At the time there were no affordable hotels, and locals with rooms to rent would meet travelers at the bus station to try and rent them rooms in their homes. It was quite competitive.
The old woman who won my business spoke no English, and I didn’t speak Portuguese, but there must have been some attractive selling point, so she led me through the nighttime Lagos streets to her little home where she lived alone and showed me into a small room in the back, connected to the main house by a small stone patio. It was sufficient to my needs.
As I enjoyed Lagos beach life and night life for the next few weeks, I felt that my relationship with the old woman was leaning towards the combative. She scolded me for tracking sand into the room; she got up in the night to yell at me if I brought friends back to the room, while I felt that having visitors should be well within the range of my tenant rights. I did a poor job remembering not leave towels and clothes hung on the patio chair in the sun, and I played music too loudly on the little radio that I carried with me in the backpack.
And she complained that I wasn’t eating well.
After about three weeks, towards the end of my stay, she saw me eating chips or something equally disappointing, and in what seemed like a fit of motherly frustration, she lit some coals in a little cast iron hibachi on the patio stone floor and grilled two fresh anchovy fishes. Then she served them to me on a plate with salt and supervised me until I had eaten them.

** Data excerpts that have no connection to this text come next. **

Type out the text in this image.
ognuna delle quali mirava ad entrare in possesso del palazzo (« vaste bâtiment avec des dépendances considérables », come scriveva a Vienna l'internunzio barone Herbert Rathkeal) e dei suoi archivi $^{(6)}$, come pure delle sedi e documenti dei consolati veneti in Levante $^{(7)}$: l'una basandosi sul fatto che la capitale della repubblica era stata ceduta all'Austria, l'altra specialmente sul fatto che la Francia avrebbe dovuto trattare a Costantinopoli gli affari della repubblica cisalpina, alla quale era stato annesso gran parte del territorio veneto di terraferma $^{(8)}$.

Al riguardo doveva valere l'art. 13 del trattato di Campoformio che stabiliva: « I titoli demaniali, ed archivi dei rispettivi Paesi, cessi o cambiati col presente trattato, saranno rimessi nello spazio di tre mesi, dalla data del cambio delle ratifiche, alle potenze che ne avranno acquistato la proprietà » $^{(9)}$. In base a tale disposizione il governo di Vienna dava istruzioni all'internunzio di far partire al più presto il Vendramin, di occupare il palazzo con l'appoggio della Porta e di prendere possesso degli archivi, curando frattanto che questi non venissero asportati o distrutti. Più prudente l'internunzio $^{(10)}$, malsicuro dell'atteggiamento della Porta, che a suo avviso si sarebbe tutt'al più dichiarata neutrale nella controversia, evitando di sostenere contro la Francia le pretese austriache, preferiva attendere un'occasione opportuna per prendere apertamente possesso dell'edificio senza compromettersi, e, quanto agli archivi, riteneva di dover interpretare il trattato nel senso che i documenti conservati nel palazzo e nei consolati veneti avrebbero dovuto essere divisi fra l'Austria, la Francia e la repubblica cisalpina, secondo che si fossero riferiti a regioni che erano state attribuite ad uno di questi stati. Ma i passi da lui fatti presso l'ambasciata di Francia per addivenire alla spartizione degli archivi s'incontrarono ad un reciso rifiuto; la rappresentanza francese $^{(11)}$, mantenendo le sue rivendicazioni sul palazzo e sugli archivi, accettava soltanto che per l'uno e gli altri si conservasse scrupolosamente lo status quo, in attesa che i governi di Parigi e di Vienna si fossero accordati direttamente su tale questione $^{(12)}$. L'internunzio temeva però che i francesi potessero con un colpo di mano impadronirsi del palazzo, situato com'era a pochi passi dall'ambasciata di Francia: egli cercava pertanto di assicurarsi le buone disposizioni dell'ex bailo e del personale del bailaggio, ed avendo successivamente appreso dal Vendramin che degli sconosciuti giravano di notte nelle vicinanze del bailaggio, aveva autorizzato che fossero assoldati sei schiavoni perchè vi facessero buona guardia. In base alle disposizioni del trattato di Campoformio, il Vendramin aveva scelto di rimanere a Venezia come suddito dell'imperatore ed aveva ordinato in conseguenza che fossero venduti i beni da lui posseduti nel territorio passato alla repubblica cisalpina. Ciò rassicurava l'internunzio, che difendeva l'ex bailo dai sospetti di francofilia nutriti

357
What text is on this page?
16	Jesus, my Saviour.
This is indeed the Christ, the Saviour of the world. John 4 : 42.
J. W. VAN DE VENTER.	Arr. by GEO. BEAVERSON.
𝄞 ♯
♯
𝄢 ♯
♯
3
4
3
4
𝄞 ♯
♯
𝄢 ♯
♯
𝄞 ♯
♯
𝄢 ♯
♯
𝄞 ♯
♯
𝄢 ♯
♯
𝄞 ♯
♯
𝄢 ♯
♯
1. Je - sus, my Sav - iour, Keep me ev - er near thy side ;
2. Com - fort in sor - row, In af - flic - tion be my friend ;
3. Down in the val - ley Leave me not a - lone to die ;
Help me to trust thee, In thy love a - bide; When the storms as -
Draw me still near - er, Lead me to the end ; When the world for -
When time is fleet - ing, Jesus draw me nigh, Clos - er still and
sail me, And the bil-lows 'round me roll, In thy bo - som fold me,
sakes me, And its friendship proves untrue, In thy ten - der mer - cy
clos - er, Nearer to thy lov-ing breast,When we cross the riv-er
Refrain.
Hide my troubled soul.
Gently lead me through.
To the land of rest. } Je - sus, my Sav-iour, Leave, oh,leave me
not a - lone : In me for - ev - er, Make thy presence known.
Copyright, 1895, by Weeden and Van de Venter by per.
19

At the time, grilled anchovies were not a part of my regular diet, but as I sensed that I was in trouble and this was the only way out, I ate the fish. The skin was blackened and thin and crisp and the fish was bony and the meat was sweet. When I finished, she took my plate and told me something final that I didn’t understand, but that I interpreted as both kind and reprimanding, and then she handed me the broom to sweep the sand out of my room.
I left Lagos the next day, and have yet to return. I believe it is much different now.